A Polícia Militar do Estado do Ceará (PMCE), além disso, conta com o Comando de Prevenção e Apoio às Comunidades (Copac). Eles acompanham vítimas e familiares, por meio do Grupo de Apoio às Vítimas de Violência (GAVV). "O acompanhamento é feito por tempo indeterminado, a partir da solicitação da vítima e familiares".

"Em dezembro de 2024, o Governo do Ceará sancionou o Projeto de Lei para a reestruturação da Secretaria da Segurança Pública e Defesa Social (SSPDS) e de todas as suas vinculadas. Entre as mudanças, destaca-se a criação de setores de apoio, no âmbito da Coordenadoria de Defesa Social (Codes), para o atendimento aos grupos vulneráveis, como a população trans e travesti", continua a nota.

Cidades em que pessoas trans foram assassindas no Ceará em 2024:

  • Fortaleza (6);
  • Russas (1);
  • Sobral: (1);
  • Juazeiro do Norte (1).

Correção: A SSPDS afirma que, diferente dos dados iniciais da pesquisa, "quatro deles resultaram em oito capturas em flagrante ou por mandados cumpridos pelas Forças de Segurança do Ceará". Em um quinto caso, a vítima morreu no local, durante uma briga com o suspeito, "que também foi lesionado no conflito, socorrido, mas não resistiu aos ferimentos".

Outras três situações relacionadas a crimes de homicídios seguem em investigação pela Polícia Civil do Estado do Ceará (PCCE).

"Já sobre uma morte ocorrida em 23 de dezembro de 2024, diferente do que foi publicado pela pesquisa, que classificou a situação como 'assassinato', as circunstâncias dessa ocorrência seguem em investigação, uma vez que a vítima foi encontrada sem sinais aparentes de violência", cita a secretaria.

O monitoramento do Dossiê é baseado em casos divulgados em meios de comunicação.
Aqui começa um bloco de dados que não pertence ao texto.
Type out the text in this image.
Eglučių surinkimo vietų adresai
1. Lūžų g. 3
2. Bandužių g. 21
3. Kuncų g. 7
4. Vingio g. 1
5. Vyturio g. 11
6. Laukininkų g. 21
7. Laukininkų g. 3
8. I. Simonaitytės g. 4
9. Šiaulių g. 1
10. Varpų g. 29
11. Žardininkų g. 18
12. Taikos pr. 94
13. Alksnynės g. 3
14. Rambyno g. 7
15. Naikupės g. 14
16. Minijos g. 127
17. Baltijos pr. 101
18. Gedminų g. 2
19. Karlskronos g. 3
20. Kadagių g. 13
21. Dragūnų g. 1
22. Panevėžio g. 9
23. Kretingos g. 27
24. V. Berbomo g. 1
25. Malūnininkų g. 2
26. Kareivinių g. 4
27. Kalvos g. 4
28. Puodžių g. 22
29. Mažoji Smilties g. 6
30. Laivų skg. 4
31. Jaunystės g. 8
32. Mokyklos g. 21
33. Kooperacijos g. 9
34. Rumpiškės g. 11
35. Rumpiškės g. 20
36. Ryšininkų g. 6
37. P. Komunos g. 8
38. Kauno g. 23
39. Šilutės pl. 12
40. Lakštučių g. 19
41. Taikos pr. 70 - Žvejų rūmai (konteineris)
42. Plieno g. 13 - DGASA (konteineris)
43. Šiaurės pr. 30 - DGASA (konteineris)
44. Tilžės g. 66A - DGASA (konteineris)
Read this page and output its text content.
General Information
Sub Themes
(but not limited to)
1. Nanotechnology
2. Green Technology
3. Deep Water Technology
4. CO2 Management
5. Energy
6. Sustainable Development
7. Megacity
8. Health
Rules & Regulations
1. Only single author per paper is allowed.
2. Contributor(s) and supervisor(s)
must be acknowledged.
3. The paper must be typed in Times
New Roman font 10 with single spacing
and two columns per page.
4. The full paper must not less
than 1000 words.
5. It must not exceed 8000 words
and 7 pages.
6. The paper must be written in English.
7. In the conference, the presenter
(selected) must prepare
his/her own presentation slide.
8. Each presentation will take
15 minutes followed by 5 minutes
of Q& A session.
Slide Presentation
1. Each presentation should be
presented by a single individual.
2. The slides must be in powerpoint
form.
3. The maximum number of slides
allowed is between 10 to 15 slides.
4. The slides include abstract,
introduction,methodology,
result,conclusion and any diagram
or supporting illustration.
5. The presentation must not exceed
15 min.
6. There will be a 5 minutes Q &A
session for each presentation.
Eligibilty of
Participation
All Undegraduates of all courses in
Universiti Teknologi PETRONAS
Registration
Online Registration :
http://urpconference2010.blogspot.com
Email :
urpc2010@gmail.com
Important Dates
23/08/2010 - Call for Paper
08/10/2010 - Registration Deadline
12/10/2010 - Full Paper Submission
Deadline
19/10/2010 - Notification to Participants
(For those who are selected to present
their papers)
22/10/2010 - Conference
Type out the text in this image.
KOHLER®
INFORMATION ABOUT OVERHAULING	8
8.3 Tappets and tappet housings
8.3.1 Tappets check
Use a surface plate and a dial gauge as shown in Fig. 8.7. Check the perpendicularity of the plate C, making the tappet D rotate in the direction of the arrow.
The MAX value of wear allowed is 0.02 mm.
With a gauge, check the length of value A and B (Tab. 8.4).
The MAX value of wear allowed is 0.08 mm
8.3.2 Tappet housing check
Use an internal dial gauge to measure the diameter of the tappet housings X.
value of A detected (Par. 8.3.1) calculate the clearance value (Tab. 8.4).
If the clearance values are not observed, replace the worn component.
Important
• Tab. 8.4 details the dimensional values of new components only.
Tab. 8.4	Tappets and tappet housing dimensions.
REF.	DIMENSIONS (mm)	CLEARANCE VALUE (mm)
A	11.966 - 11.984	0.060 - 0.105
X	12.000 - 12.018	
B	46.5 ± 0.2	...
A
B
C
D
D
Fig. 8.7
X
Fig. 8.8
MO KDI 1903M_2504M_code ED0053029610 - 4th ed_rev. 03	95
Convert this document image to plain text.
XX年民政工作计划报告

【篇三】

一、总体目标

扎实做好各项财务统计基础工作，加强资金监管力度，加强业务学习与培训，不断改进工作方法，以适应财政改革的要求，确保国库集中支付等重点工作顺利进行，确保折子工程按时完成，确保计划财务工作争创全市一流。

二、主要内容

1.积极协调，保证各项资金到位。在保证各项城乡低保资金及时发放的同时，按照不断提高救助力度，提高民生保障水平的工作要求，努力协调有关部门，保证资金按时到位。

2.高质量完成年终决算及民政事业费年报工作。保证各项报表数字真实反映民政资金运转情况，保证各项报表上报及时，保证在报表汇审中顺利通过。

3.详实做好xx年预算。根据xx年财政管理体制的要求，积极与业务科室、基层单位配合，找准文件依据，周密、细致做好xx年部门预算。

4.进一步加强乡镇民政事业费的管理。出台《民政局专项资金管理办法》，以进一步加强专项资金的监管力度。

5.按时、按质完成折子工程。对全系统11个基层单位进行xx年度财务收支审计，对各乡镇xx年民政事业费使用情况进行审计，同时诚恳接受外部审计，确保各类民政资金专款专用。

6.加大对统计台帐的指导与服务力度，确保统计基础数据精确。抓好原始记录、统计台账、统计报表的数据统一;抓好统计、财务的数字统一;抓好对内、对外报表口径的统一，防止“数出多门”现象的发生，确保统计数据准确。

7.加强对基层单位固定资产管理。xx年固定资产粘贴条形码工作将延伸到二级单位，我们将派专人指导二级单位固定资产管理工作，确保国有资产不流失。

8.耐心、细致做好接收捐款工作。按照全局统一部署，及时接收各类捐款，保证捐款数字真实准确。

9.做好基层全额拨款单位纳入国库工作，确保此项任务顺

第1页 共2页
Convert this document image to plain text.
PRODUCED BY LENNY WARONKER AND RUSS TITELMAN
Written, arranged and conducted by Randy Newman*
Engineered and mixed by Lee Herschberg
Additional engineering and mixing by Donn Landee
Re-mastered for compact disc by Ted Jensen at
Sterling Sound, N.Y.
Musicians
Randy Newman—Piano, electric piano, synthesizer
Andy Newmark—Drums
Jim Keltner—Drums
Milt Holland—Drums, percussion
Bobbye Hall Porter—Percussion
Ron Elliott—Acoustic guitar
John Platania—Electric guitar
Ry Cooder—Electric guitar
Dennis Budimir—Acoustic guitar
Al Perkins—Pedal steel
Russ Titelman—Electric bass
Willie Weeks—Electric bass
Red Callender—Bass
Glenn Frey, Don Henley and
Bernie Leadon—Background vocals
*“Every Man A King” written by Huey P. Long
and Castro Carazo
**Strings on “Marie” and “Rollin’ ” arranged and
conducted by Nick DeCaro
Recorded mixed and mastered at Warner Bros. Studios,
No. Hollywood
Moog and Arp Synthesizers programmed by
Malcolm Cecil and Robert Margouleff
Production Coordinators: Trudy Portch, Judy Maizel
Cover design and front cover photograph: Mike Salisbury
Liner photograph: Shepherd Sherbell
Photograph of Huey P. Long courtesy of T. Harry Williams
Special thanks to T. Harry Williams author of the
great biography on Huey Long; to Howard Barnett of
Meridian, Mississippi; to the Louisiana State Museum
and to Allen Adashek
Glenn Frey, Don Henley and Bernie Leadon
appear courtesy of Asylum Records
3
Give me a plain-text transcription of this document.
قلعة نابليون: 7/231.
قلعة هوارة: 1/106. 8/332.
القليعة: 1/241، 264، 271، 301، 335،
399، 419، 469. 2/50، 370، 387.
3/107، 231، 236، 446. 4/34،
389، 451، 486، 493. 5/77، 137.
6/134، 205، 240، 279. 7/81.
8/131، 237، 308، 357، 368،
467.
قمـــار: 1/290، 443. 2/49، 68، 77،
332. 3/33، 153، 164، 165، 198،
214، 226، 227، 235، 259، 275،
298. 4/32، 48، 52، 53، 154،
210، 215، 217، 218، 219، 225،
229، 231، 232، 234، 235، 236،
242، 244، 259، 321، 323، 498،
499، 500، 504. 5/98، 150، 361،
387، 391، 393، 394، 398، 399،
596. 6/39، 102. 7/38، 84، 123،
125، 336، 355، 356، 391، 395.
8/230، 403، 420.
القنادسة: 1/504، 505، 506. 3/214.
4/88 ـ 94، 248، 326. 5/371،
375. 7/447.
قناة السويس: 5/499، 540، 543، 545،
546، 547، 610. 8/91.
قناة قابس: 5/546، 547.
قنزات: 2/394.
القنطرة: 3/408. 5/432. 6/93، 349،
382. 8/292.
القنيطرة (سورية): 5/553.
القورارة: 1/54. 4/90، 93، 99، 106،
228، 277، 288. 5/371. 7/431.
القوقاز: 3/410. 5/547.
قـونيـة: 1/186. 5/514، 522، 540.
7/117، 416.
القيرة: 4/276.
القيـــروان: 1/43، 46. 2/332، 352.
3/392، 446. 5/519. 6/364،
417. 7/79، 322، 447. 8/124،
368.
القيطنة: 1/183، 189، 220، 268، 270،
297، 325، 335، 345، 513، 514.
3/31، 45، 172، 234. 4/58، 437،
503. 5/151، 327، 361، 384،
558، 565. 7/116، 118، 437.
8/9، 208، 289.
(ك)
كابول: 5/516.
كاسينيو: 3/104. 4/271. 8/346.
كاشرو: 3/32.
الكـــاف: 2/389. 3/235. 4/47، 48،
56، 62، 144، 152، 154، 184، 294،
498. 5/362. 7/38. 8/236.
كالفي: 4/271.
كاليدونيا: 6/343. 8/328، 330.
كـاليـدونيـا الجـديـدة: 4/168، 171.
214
Não em dados governamentais. Eles utilizam o Google Alerta para filtrar as matérias. Quando as informações chegam via Facebook, Whatsapp, Instagram ou e-mail, é solicitada a confirmação dos casos através das afiliadas da Rede Trans. Depois de checados, as informações são adicionadas ao Dossiê.

Os dados da pesquisa também serão atualizados, segundo a autora. A metodologia,de acordo com ela, é feita dessa forma por conta da falta de dados sobre a população em alguns locais do país.